Thursday, November 23, 2017

Barry and Stu ...











 Barry Farber offers his take on dethroning of thug-dictator Robert Mugabe
"Good old Stu Tarlowe, faithful commentator to the very end, quipped that most if not all of those purloined people might be better off in the asylum than in the craziness that is life in Zimbabwe."

FARBER&TARLOWE

It looks like the worst country in the world is about to get better, or maybe worse!

Writer and commentator Stu Tarlowe (whom many know as Stu Tarlowe on C&S), in an American Thinker article a while back and just recently on my radio program, echoed an observation that “Africa’s breadbasket has become a basket case.” Tarlowe was referring to the southern African nation of Zimbabwe, formerly the agricultural and industrial powerhouse named Rhodesia, which autocrat Robert Mugabe has both comically and catastrophically misruled since 1987.

Read it all HERE.
Good One Stu, Gobble Gobble.

4 comments:

Tom Smith said...

I thought the UN fixed all that down there.............

Unknown said...

Thanks, Rodger!

And, for anyone who's interested, my original American Thinker article is here: http://www.americanthinker.com/articles/2013/06/why_not_zimbabwe.html

My premise was that Robert Mugabe has to be one of Barack Obama's heroes and role models, for implementing in the former Rhodesia the kind of "fundamental transformation" that Obama dreamed about for the U.S.

Skoonj said...

Turning a breadbasket into a basket case is a communist trademark.
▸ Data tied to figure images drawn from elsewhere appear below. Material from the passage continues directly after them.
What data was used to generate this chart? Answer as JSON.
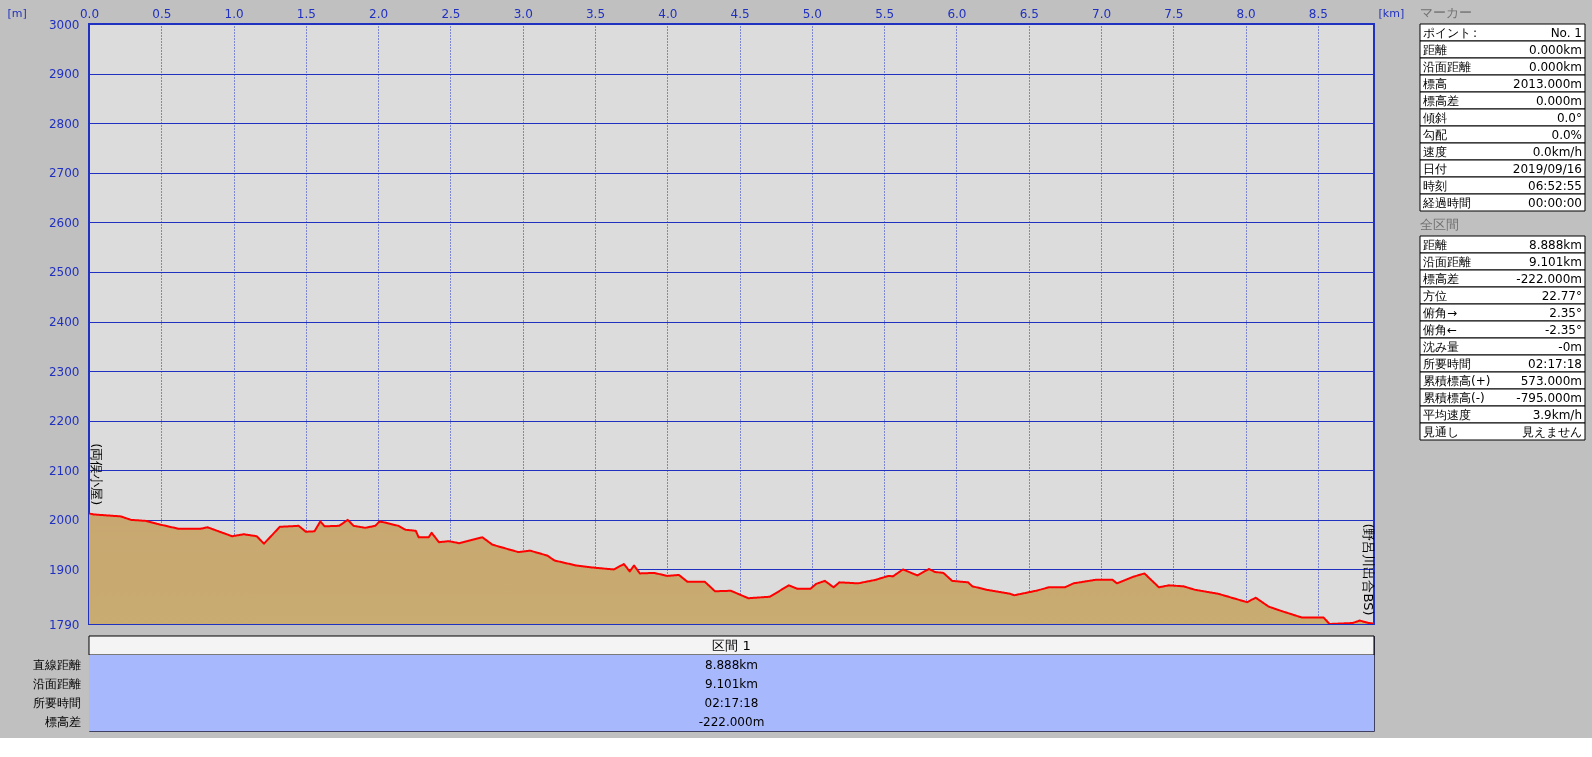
{
  "chart_data": [
    {
      "type": "area",
      "xlabel": "[km]",
      "ylabel": "[m]",
      "x": [
        0,
        0.03,
        0.22,
        0.29,
        0.39,
        0.47,
        0.62,
        0.77,
        0.82,
        0.99,
        1.07,
        1.16,
        1.21,
        1.32,
        1.45,
        1.5,
        1.56,
        1.6,
        1.63,
        1.73,
        1.79,
        1.83,
        1.91,
        1.98,
        2.01,
        2.04,
        2.14,
        2.19,
        2.26,
        2.28,
        2.35,
        2.37,
        2.42,
        2.49,
        2.56,
        2.72,
        2.79,
        2.97,
        3.05,
        3.17,
        3.22,
        3.37,
        3.48,
        3.63,
        3.7,
        3.74,
        3.77,
        3.81,
        3.91,
        4.0,
        4.08,
        4.14,
        4.26,
        4.33,
        4.44,
        4.56,
        4.71,
        4.84,
        4.9,
        4.99,
        5.03,
        5.09,
        5.15,
        5.19,
        5.32,
        5.44,
        5.53,
        5.56,
        5.63,
        5.73,
        5.81,
        5.85,
        5.91,
        5.97,
        6.08,
        6.11,
        6.21,
        6.37,
        6.4,
        6.55,
        6.64,
        6.75,
        6.81,
        6.96,
        7.08,
        7.11,
        7.22,
        7.3,
        7.4,
        7.47,
        7.57,
        7.65,
        7.81,
        8.01,
        8.07,
        8.16,
        8.25,
        8.39,
        8.54,
        8.58,
        8.74,
        8.79,
        8.85,
        8.888
      ],
      "series": [
        {
          "color": "#ff0000",
          "values": [
            2013,
            2011,
            2007,
            2000,
            1998,
            1992,
            1982,
            1982,
            1985,
            1967,
            1971,
            1967,
            1952,
            1986,
            1988,
            1976,
            1977,
            1997,
            1987,
            1988,
            2000,
            1988,
            1984,
            1988,
            1997,
            1995,
            1988,
            1980,
            1978,
            1965,
            1965,
            1974,
            1955,
            1957,
            1953,
            1965,
            1950,
            1935,
            1938,
            1928,
            1918,
            1908,
            1904,
            1900,
            1911,
            1896,
            1908,
            1892,
            1893,
            1887,
            1889,
            1875,
            1875,
            1856,
            1857,
            1842,
            1845,
            1868,
            1861,
            1861,
            1871,
            1877,
            1864,
            1874,
            1872,
            1879,
            1887,
            1886,
            1900,
            1888,
            1901,
            1895,
            1893,
            1877,
            1874,
            1866,
            1859,
            1851,
            1848,
            1857,
            1864,
            1864,
            1872,
            1879,
            1879,
            1872,
            1885,
            1892,
            1864,
            1868,
            1866,
            1859,
            1851,
            1834,
            1843,
            1825,
            1816,
            1803,
            1803,
            1790,
            1792,
            1797,
            1792,
            1791
          ]
        }
      ],
      "xlim": [
        0,
        8.888
      ],
      "ylim": [
        1790,
        3000
      ],
      "xticks": [
        {
          "value": 0,
          "label": "0.0"
        },
        0.5,
        {
          "value": 1,
          "label": "1.0"
        },
        1.5,
        {
          "value": 2,
          "label": "2.0"
        },
        2.5,
        {
          "value": 3,
          "label": "3.0"
        },
        3.5,
        {
          "value": 4,
          "label": "4.0"
        },
        4.5,
        {
          "value": 5,
          "label": "5.0"
        },
        5.5,
        {
          "value": 6,
          "label": "6.0"
        },
        6.5,
        {
          "value": 7,
          "label": "7.0"
        },
        7.5,
        {
          "value": 8,
          "label": "8.0"
        },
        8.5
      ],
      "yticks": [
        1790,
        1900,
        2000,
        2100,
        2200,
        2300,
        2400,
        2500,
        2600,
        2700,
        2800,
        2900,
        3000
      ],
      "grid": true,
      "annotations": [
        {
          "text": "(両俣小屋)",
          "x": 0,
          "y": 2013
        },
        {
          "text": "(野呂川出合BS)",
          "x": 8.888,
          "y": 1791
        }
      ]
    },
    {
      "type": "other",
      "title": "マーカー",
      "annotations": [
        ":"
      ],
      "categories": [
        "ポイント",
        "距離",
        "沿面距離",
        "標高",
        "標高差",
        "傾斜",
        "勾配",
        "速度",
        "日付",
        "時刻",
        "経過時間"
      ],
      "value_labels": [
        "No. 1",
        "0.000km",
        "0.000km",
        "2013.000m",
        "0.000m",
        "0.0°",
        "0.0%",
        "0.0km/h",
        "2019/09/16",
        "06:52:55",
        "00:00:00"
      ]
    },
    {
      "type": "other",
      "title": "全区間",
      "categories": [
        "距離",
        "沿面距離",
        "標高差",
        "方位",
        "俯角→",
        "俯角←",
        "沈み量",
        "所要時間",
        "累積標高(+)",
        "累積標高(-)",
        "平均速度",
        "見通し"
      ],
      "value_labels": [
        "8.888km",
        "9.101km",
        "-222.000m",
        "22.77°",
        "2.35°",
        "-2.35°",
        "-0m",
        "02:17:18",
        "573.000m",
        "-795.000m",
        "3.9km/h",
        "見えません"
      ]
    },
    {
      "type": "other",
      "title": "区間 1",
      "categories": [
        "直線距離",
        "沿面距離",
        "所要時間",
        "標高差"
      ],
      "value_labels": [
        "8.888km",
        "9.101km",
        "02:17:18",
        "-222.000m"
      ]
    }
  ]
}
Ukraine comes to mind, followed by ... oh yeah, Zimbabwe.

Poverty is caused by the unequal distribution of capitalism. Take all those African and South American poverty cases, make them capitalist, and they will be wealth generators almost overnight.

Unknown said...

I used to know a guy named "Smiley"; he looked a lot like Arsenio Hall; in fact, he might have been Arsenio Hall, because this was way back before Arsenio became famous. Anyway, Smiley operated a hot dog cart in NE Portland, OR, which is kind of borderline "inner city ghetto". Smiley was a great example of entrepreneurship. I'd hang out with him and we'd talk about the psychology of sales; when I'm giving a sales meeting I use him as an example of the principle of "assume the sale"; people would walk up and he'd say, "How many, please?"
But what struck me, and the reason I'm bringing this up, is that I was always amazed at how many people came up and said, "Hey, why don't you help a brotha and jus' gimme one o'dem dawgs?"